No, I'm not talking about the respiratory therapist crying during a treatment, although that's okay, I guess, too. What I'm referring to is a baby crying during a breathing treatment.
The fallacy among nurses and doctors, or many of them, is that if a patient is crying during a treatment he is taking deep breaths and will get the medicine deeper into the lungs. Yet the truth is the opposite occurs. During rapid inhalation, most of the medicine impacts in the upper airway, and hardly any medicine gets to the air passages.

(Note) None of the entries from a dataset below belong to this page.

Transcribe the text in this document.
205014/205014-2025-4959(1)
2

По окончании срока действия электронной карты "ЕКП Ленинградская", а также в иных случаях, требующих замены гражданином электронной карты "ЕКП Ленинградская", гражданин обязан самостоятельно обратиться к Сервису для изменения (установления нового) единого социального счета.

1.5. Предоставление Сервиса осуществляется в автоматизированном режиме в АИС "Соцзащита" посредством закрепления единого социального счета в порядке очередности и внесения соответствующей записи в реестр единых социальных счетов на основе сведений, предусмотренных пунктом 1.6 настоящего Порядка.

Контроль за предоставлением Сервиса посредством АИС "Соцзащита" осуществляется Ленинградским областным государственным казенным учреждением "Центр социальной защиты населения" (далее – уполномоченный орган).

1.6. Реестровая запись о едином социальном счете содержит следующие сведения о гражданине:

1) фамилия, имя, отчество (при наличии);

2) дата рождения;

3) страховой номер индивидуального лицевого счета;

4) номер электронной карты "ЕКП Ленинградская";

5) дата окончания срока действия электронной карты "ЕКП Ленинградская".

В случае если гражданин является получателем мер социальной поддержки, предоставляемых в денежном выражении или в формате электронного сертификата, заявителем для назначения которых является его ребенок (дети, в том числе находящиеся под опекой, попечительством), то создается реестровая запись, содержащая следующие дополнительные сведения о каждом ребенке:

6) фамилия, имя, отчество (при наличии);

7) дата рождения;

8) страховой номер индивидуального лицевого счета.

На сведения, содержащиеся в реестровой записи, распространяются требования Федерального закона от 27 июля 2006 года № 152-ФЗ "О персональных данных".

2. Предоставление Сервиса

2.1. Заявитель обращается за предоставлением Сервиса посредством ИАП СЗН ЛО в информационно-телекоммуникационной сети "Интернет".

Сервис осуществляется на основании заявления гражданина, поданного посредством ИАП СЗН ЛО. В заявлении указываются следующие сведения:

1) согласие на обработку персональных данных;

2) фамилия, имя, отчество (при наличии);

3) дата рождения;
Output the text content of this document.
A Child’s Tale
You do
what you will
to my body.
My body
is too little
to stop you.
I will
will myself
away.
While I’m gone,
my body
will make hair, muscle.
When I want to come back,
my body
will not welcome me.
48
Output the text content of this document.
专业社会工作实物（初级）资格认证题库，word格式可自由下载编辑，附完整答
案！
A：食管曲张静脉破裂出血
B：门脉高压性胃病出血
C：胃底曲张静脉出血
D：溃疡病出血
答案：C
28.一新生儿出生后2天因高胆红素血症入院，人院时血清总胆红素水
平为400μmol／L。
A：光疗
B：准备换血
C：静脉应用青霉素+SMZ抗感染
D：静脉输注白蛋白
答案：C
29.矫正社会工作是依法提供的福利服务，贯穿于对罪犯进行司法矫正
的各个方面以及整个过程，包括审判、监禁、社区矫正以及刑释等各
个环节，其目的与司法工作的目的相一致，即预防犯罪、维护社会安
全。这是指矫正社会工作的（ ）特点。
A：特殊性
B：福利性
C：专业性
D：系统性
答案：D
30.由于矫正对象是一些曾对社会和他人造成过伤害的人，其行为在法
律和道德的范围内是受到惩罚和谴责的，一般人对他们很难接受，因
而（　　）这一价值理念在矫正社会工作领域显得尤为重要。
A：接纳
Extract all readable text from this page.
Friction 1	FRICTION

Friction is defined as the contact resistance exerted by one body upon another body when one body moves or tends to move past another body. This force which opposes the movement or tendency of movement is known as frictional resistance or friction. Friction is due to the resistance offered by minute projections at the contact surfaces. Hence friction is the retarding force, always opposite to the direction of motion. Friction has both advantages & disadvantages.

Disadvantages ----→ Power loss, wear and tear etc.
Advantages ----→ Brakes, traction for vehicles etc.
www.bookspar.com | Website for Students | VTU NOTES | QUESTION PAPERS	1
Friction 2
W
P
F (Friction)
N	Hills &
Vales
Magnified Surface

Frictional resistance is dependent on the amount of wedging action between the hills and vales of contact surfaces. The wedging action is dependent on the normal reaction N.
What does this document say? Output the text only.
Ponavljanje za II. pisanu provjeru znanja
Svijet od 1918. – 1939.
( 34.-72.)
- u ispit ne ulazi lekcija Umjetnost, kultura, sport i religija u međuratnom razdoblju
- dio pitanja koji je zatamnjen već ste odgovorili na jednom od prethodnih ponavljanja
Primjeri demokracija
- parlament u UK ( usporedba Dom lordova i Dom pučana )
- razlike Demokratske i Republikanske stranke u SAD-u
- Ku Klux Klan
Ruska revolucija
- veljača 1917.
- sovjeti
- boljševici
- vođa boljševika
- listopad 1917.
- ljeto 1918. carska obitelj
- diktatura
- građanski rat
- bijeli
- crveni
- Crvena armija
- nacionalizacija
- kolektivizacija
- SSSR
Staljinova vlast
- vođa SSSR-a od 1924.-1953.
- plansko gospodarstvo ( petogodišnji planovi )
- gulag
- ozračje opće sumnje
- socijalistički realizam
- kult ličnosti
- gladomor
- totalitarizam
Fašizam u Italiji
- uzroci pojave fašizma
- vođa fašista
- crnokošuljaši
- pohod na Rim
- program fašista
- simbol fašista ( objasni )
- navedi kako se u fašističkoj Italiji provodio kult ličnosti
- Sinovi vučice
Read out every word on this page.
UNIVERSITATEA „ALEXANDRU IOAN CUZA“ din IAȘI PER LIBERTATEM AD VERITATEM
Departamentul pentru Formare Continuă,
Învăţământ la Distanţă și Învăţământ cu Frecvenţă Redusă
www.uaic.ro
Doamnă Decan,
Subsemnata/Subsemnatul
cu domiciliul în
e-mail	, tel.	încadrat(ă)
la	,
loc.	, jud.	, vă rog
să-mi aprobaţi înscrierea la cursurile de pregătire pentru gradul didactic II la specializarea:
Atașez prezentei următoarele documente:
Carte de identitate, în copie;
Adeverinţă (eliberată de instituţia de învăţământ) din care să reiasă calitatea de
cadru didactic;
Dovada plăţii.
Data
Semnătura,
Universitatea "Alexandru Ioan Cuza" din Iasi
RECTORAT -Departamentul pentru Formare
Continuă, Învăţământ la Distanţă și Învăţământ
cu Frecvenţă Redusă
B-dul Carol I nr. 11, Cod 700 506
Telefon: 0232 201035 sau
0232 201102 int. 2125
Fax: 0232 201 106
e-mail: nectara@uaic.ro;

Plus during crying most of the time is spent during exhalation. So, if you're giving said treatment as a blowby, you can guess that about 0.99234234234234234234234234234 percent of the medicine is getting to the airway. The treatment is useless.
So you have a kid who is crying vehemently, and the patient is also in respiratory distress. The doctor and nurse are all panicked and insisting you give the blowby treatment. So you do to no effect.
Finally you tell the nurse and doctor the treatment has no effect, so they order you to give ten more. And you are pissed because you know this isn't doing any good anyway. You know the patient does not have bronchospasm, because that audible stridor is not a sign of bronchospasm.
So, this irritation has made me a lazy RT. I find that it is easier just to do the blowby treatment on the crying kid and go back to the RT Cave and blog.